Tornò a bussare alla porta di Muasher, “una persona intelligente, pacata e affidabile. Tra gli uomini che contano è il più autentico democratico”, come lo descrisse al Foglio il politologo Mustafa Hamarneh, all’epoca della sua nomina come ministro della Corte reale e presidente dell’Agenda nazionale. Gli avversari del processo di democratizzazione – racconta Muasher nel suo libro – appartenevano a due tipologie: la “vecchia guardia” e gli “affaristi”. I primi, “un insieme di individui legati al settore pubblico funzionari ed ex funzionari governativi, burocrati di lungo corso e membri del Parlamento, capivano benissimo che le riforme avrebbero trasformato la cultura politica giordana in base al merito piuttosto che al privilegio”.
I secondi, “un gruppo di businessmen che avevano acquisito potere economico e politico grazie a un’alleanza con lo stato, temevano una perdita di status”. Contro Muasher e i suoi collaboratori, mostrificati come “traditori neoliberisti” pronti a disintegrare la Giordania, partì una campagna di linciaggio politico che influenzò negativamente un’opinione pubblica già delusa da decenni di promesse non mantenute. I buoni propositi di re Abdullah navigavano in pessime acque quando il 9 novembre 2005 tre attacchi suicidi in tre alberghi della capitale scaraventarono una pietra tombale sulla sfortunata Agenda nazionale.
Di lì a poco Muasher sarebbe uscito di scena (oggi è al Carnegie Endowment a Washington). Ad Amman tornarono in auge gli uomini della sicurezza, interpreti di antiche certezze: la Giordania è minacciata, (Hamas avrebbe trionfato di lì a poco a Gaza) e le riforme potrebbero essere il cavallo di Troia degli islamisti.
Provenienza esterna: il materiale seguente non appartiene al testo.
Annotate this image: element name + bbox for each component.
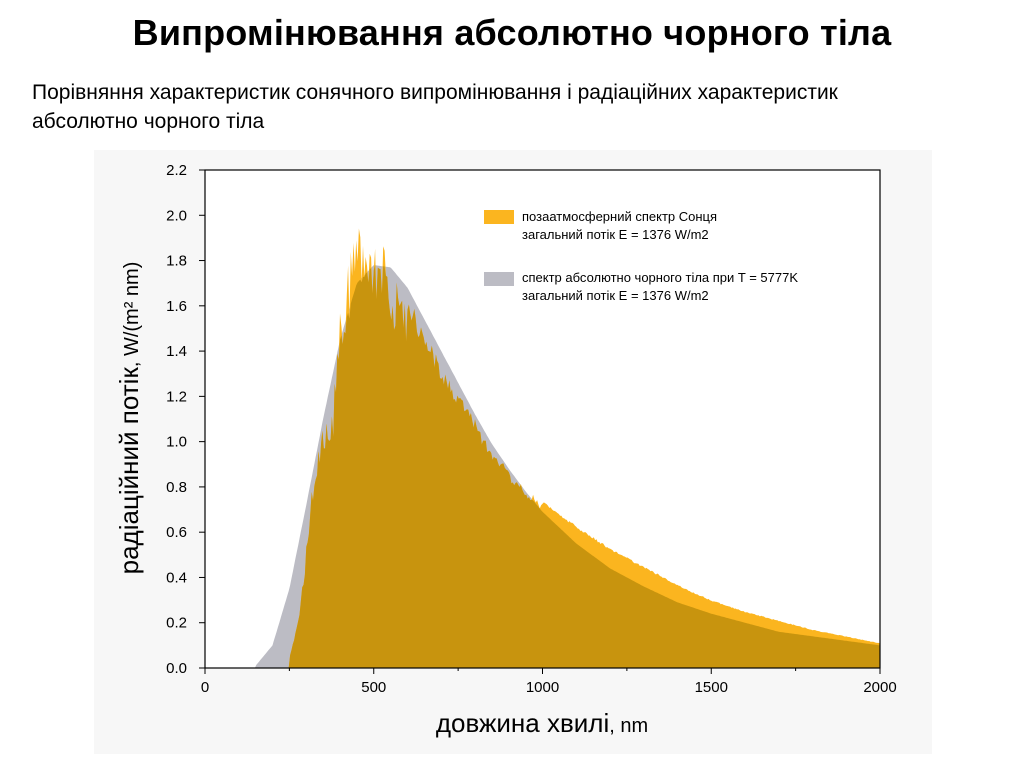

Il generale Marouf al Bakhit fu nominato premier, lo stesso Bakhit cui Abdullah ha riaffidato l’incarico in queste settimane. Oggi la maggior parte degli osservatori scommette sulla tenuta della monarchia. L’operazione-sicurezza non fallirà. Come spiega Oraib al Rantawi, direttore del Centro di studi politici al Quds, “in un paese come la Giordania, dove metà della popolazione è transgiordana e l’altra metà palestinese, è impossibile stabilire una piattaforma comune: le priorità sono antitetiche”. Ma se c’è qualcosa che gli arabi hanno imparato in questi mesi è quanto aleatorie possano essere le previsioni. “Una volta che apri la porta alle riforme – ha detto re Abdullah nel 2005 a Christiane Amanpour – è molto difficile richiudere quella porta”.